Reverse mortgages (also referred to as Home Equity Conversion Mortgages, shortened to HECM) are aiding elderly residents in California achieve additional personal financial stability and enjoy their retirement living years to the fullest.

The HECM FHA insured reverse mortgage can be utilized by senior property owners age Sixty two and older to convert the home equity inside their property to a monthly flow of additional cash flow and/or a line of credit to be repaid once they cease to live in the property.

The mortgage, also known as HECM, is funded from a mortgage company like a mortgage lender, bank, credit union or savings and loan association. To help the home owner in making a knowledgeable decision of if this program meets their needs, they’re required to receive consumer education and counseling from a HUD-approved HECM counselor.

Other California Cities: La Riviera, Rosemont, Manlove, Arden Town, Walsh Station

HECM counselors will discuss program eligibility requirements, financial implications and alternatives to obtaining a HECM and specifications for the mortgage loan becoming due and payable. After the completion of HECM counseling, the home owner must be able to make an independent, well informed decision of whether the product will satisfy their needs.

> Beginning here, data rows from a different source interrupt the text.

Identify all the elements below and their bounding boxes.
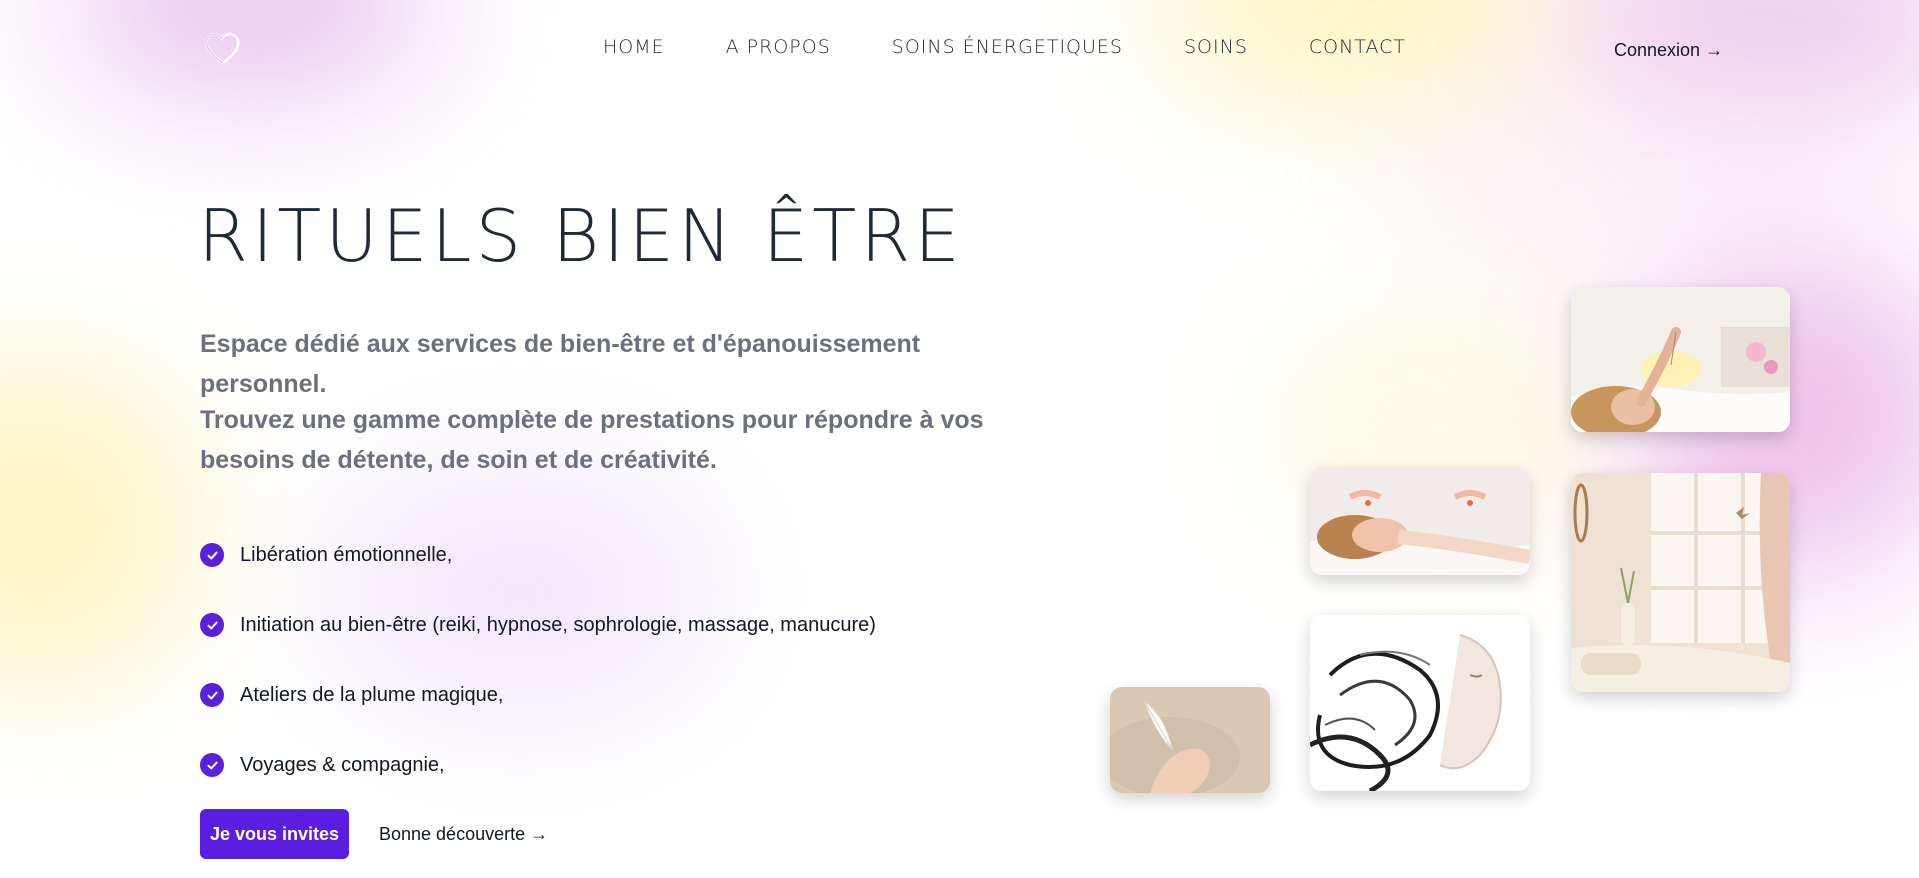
login-link[interactable]: Connexion → — [1614, 40, 1723, 61]
photo-feather-hand — [1110, 687, 1270, 793]
feature-list: Libération émotionnelle, Initiation au b… — [200, 520, 876, 800]
photo-reiki-crystal — [1571, 287, 1790, 432]
heart-logo-icon[interactable] — [203, 30, 243, 66]
feature-label: Initiation au bien-être (reiki, hypnose,… — [240, 613, 876, 636]
nav-soins[interactable]: Soins — [1184, 36, 1248, 58]
photo-energy-healing — [1310, 467, 1530, 575]
check-circle-icon — [200, 543, 224, 567]
nav-contact[interactable]: Contact — [1309, 36, 1406, 58]
main-nav: Home A propos Soins énergetiques Soins C… — [603, 36, 1406, 58]
feature-item: Initiation au bien-être (reiki, hypnose,… — [200, 590, 876, 660]
photo-bright-bedroom — [1571, 473, 1790, 692]
check-circle-icon — [200, 753, 224, 777]
feature-item: Ateliers de la plume magique, — [200, 660, 876, 730]
photo-smoke-portrait — [1310, 615, 1530, 791]
feature-label: Ateliers de la plume magique, — [240, 683, 504, 706]
nav-soins-energetiques[interactable]: Soins énergetiques — [892, 36, 1123, 58]
site-header: Home A propos Soins énergetiques Soins C… — [0, 0, 1919, 100]
feature-label: Voyages & compagnie, — [240, 753, 445, 776]
feature-item: Libération émotionnelle, — [200, 520, 876, 590]
discover-link[interactable]: Bonne découverte → — [379, 824, 548, 845]
feature-item: Voyages & compagnie, — [200, 730, 876, 800]
hero-section: Rituels bien être Espace dédié aux servi… — [0, 0, 1919, 878]
page-title: Rituels bien être — [198, 194, 964, 278]
invite-button[interactable]: Je vous invites — [200, 809, 349, 859]
nav-a-propos[interactable]: A propos — [726, 36, 831, 58]
check-circle-icon — [200, 613, 224, 637]
check-circle-icon — [200, 683, 224, 707]
nav-home[interactable]: Home — [603, 36, 665, 58]
feature-label: Libération émotionnelle, — [240, 543, 453, 566]
hero-lead: Espace dédié aux services de bien-être e… — [200, 330, 921, 398]
hero-lead-secondary: Trouvez une gamme complète de prestation… — [200, 406, 984, 474]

California home owners who satisfy the eligibility requirements can complete a reverse mortgage application by getting in touch with a FHA-approved lender like a bank, loan company, or savings and loan association.

Borrower Criteria In Order To Get A Reverse Mortgage In stateshort:

Age 62 years of age or older
Own your home and also have significant home equity
Live in your house as a primary residence
Taking part in a consumer information session provided by an approved HECM counselor

Mortgage Amount Based On:

Age of the youngest borrower
Current interest rate
Lesser of appraised value or the FHA insurance limit

Financial Requirements:

Income and credit rating requirements will be required of the borrower
No repayment provided the home is the primary residence.

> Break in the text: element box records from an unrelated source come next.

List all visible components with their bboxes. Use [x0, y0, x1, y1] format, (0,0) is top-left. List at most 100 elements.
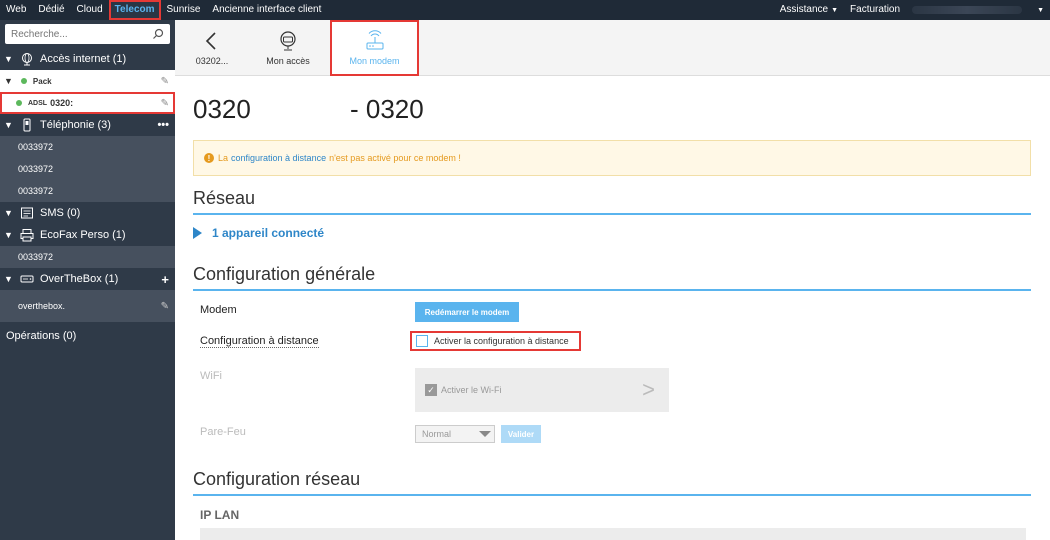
pencil-icon[interactable]: ✎ [161, 301, 169, 312]
nav-assistance[interactable]: Assistance ▼ [774, 0, 844, 21]
warning-icon: ! [204, 153, 214, 163]
sidebar-section-label: EcoFax Perso (1) [40, 229, 126, 241]
sidebar-item-pack[interactable]: ▼ Pack ✎ [0, 70, 175, 92]
message-icon [21, 207, 33, 219]
wifi-panel: ✓ Activer le Wi-Fi > [415, 368, 669, 412]
sidebar-section-label: Accès internet (1) [40, 53, 127, 65]
account-name-redacted[interactable] [912, 6, 1023, 14]
chevron-down-icon: ▼ [4, 76, 13, 86]
pencil-icon[interactable]: ✎ [161, 76, 169, 87]
nav-cloud[interactable]: Cloud [71, 0, 109, 20]
main-content: 0320 - 0320 ! La configuration à distanc… [175, 76, 1050, 540]
tab-label: Mon accès [266, 56, 310, 66]
nav-dedie[interactable]: Dédié [32, 0, 70, 20]
section-heading-config-generale: Configuration générale [193, 264, 1031, 291]
firewall-label: Pare-Feu [200, 426, 246, 438]
sidebar-item-phone-line[interactable]: 0033972 [0, 180, 175, 202]
chevron-left-icon [205, 32, 216, 50]
sidebar-item-label: overthebox. [18, 301, 66, 311]
restart-modem-button[interactable]: Redémarrer le modem [415, 302, 519, 322]
wifi-checkbox-label: Activer le Wi-Fi [441, 385, 502, 395]
remote-config-label: Configuration à distance [200, 335, 319, 348]
validate-button[interactable]: Valider [501, 425, 541, 443]
page-title: 0320 [193, 94, 251, 124]
chevron-down-icon: ▼ [4, 54, 13, 64]
tab-label: Mon modem [349, 56, 400, 66]
chevron-down-icon: ▼ [4, 208, 13, 218]
tab-back[interactable]: 03202... [187, 20, 237, 76]
chevron-down-icon: ▼ [831, 6, 839, 14]
tab-label: 03202... [195, 56, 229, 66]
page-title-secondary: - 0320 [350, 94, 424, 124]
sidebar-item-label: 0320: [50, 98, 74, 108]
sidebar-section-overthebox[interactable]: ▼ OverTheBox (1) + [0, 268, 175, 290]
alert-warning: ! La configuration à distance n'est pas … [193, 140, 1031, 176]
tab-mon-modem[interactable]: Mon modem [330, 20, 419, 76]
sidebar-item-phone-line[interactable]: 0033972 [0, 158, 175, 180]
remote-config-checkbox[interactable] [416, 335, 428, 347]
connected-devices-label: 1 appareil connecté [212, 226, 325, 240]
wifi-checkbox[interactable]: ✓ [425, 384, 437, 396]
sidebar-section-telephonie[interactable]: ▼ Téléphonie (3) ••• [0, 114, 175, 136]
adsl-badge: ADSL [28, 99, 48, 107]
sidebar-item-phone-line[interactable]: 0033972 [0, 136, 175, 158]
remote-config-link[interactable]: configuration à distance [231, 153, 326, 163]
sidebar-item-label: Pack [32, 76, 52, 86]
chevron-down-icon: ▼ [4, 120, 13, 130]
modem-label: Modem [200, 304, 237, 316]
search-icon[interactable] [152, 28, 164, 40]
nav-facturation[interactable]: Facturation [844, 0, 906, 20]
router-icon [20, 275, 34, 283]
search-input[interactable] [11, 28, 146, 40]
caret-right-icon [193, 227, 202, 239]
chevron-down-icon [479, 431, 491, 437]
nav-old-interface[interactable]: Ancienne interface client [206, 0, 327, 20]
tab-mon-acces[interactable]: Mon accès [255, 20, 321, 76]
sidebar-section-label: OverTheBox (1) [40, 273, 119, 285]
remote-config-checkbox-label: Activer la configuration à distance [434, 336, 569, 346]
sidebar-item-label: 0033972 [18, 142, 54, 152]
sidebar-section-sms[interactable]: ▼ SMS (0) [0, 202, 175, 224]
tab-bar: 03202... Mon accès Mon modem [175, 20, 1050, 76]
ip-lan-heading: IP LAN [200, 508, 240, 522]
sidebar-item-label: 0033972 [18, 186, 54, 196]
add-icon[interactable]: + [161, 272, 169, 287]
remote-config-checkbox-wrapper[interactable]: Activer la configuration à distance [410, 331, 581, 351]
section-heading-config-reseau: Configuration réseau [193, 469, 1031, 496]
firewall-select[interactable]: Normal [415, 425, 495, 443]
wifi-modem-icon [366, 30, 383, 50]
ip-lan-table-header [200, 528, 1026, 540]
topnav-right: Assistance ▼ Facturation ▼ [774, 0, 1050, 21]
sidebar-item-fax-line[interactable]: 0033972 [0, 246, 175, 268]
sidebar-section-acces-internet[interactable]: ▼ Accès internet (1) [0, 48, 175, 70]
modem-globe-icon [280, 31, 296, 51]
pencil-icon[interactable]: ✎ [161, 98, 169, 109]
sidebar: ▼ Accès internet (1) ▼ Pack ✎ ADSL 0320:… [0, 20, 175, 540]
sidebar-item-label: 0033972 [18, 252, 54, 262]
connected-devices-toggle[interactable]: 1 appareil connecté [193, 226, 324, 240]
sidebar-section-label: Téléphonie (3) [40, 119, 111, 131]
chevron-down-icon: ▼ [4, 274, 13, 284]
sidebar-item-operations[interactable]: Opérations (0) [6, 330, 76, 342]
account-menu-chevron-icon[interactable]: ▼ [1028, 0, 1050, 21]
sidebar-item-adsl[interactable]: ADSL 0320: ✎ [0, 92, 175, 114]
alert-text-suffix: n'est pas activé pour ce modem ! [329, 153, 461, 163]
top-navigation: Web Dédié Cloud Telecom Sunrise Ancienne… [0, 0, 1050, 20]
search-box [5, 24, 170, 44]
globe-icon [22, 53, 32, 66]
chevron-down-icon: ▼ [4, 230, 13, 240]
chevron-right-icon[interactable]: > [642, 377, 655, 403]
phone-icon [23, 118, 31, 132]
section-heading-reseau: Réseau [193, 188, 1031, 215]
status-dot [16, 100, 22, 106]
firewall-select-value: Normal [422, 429, 452, 439]
sidebar-item-overthebox[interactable]: overthebox. ✎ [0, 290, 175, 322]
sidebar-section-ecofax[interactable]: ▼ EcoFax Perso (1) [0, 224, 175, 246]
alert-text-prefix: La [218, 153, 229, 163]
nav-web[interactable]: Web [0, 0, 32, 20]
sidebar-item-label: 0033972 [18, 164, 54, 174]
nav-sunrise[interactable]: Sunrise [161, 0, 207, 20]
nav-telecom[interactable]: Telecom [108, 0, 161, 20]
sidebar-section-label: SMS (0) [40, 207, 81, 219]
more-options-icon[interactable]: ••• [157, 119, 169, 131]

Fee may be financed in the mortgage

Real Estate Requirements:

Single family home or 1-4 unit home with one unit occupied by the homeowner
HUD-approved condominiums
Manufactured homes on land
Meet FHA property standards and flood requirements

How the reverse mortgage company} Program Works For California Homeowners

Home owners 62 and older that have paid off their mortgages or have only small mortgage amounts remaining, and are also currently residing in the property meet the criteria to participate in HUD’s reverse mortgage program.

The loan makes it possible for property owners to borrow against the equity in their homes. Homeowners can select from five payment plans:

Tenure – equal monthly installments as long as at least one borrower lives and continues to occupy the property as a principal residence.
Term – equal monthly installmentsfor a fixed period of months selected.
Line of Credit – unscheduled payments or in installments, at times and in amount of borrower’s choosing until the line of credit is exhausted.
Modified Tenure – combination of line of credit with monthly installments for as long as the borrower remains in the home.
Modified Term – combination of line of credit with monthly installments for a fixed period of months selected by the borrower.

Homeowners whose conditions change can restructure their payment selections for a nominal fee of $20. Fees can vary depending on Lender.

Unlike regular home equity loans, a HUD reverse mortgage does not require repayment provided that the property is the borrower’s primary residence. Loan companies recover their principal, plus interest, once the property is sold. The remaining value of the property goes to the homeowner or to his or her heirs. You can never owe more than your property’s appraisal value.

If the sales funds are not enough to pay the amount payable, HUD will pay the financial institution the amount of the deficiency. HUD’s Federal Housing Administration (FHA) collects an insurance premium from all borrowers to supply this coverage. This is the wonderful thing about the HUD™ FHA guarantee.

The total a homeowner can borrow depends on how old they are, current interest rates, other loan costs and the appraised value of their property or FHA ‘s mortgage limits for their area, whichever is less. Generally, the more valuable your home is, the older you are, the lower the interest, the more you could borrow.

There isn’t any asset or cash flow limits on borrowers receiving HUD’s reverse house loan.

In addition there are no limits on the value of homes being qualified for a HUD reverse mortgage. The value of the home will be determined by an appraisal. Nonetheless, the total which can be borrowed is derived from the lower of the appraisal amount or FHA mortgage limit, which is $675,750.

HUD collects funds from insurance premiums charged to the property owners who get HECM mortgages. Homeowners are charged an upfront insurance premium which is 2% of the maximum claim amount which may be borrowed plus a .5% annual premium.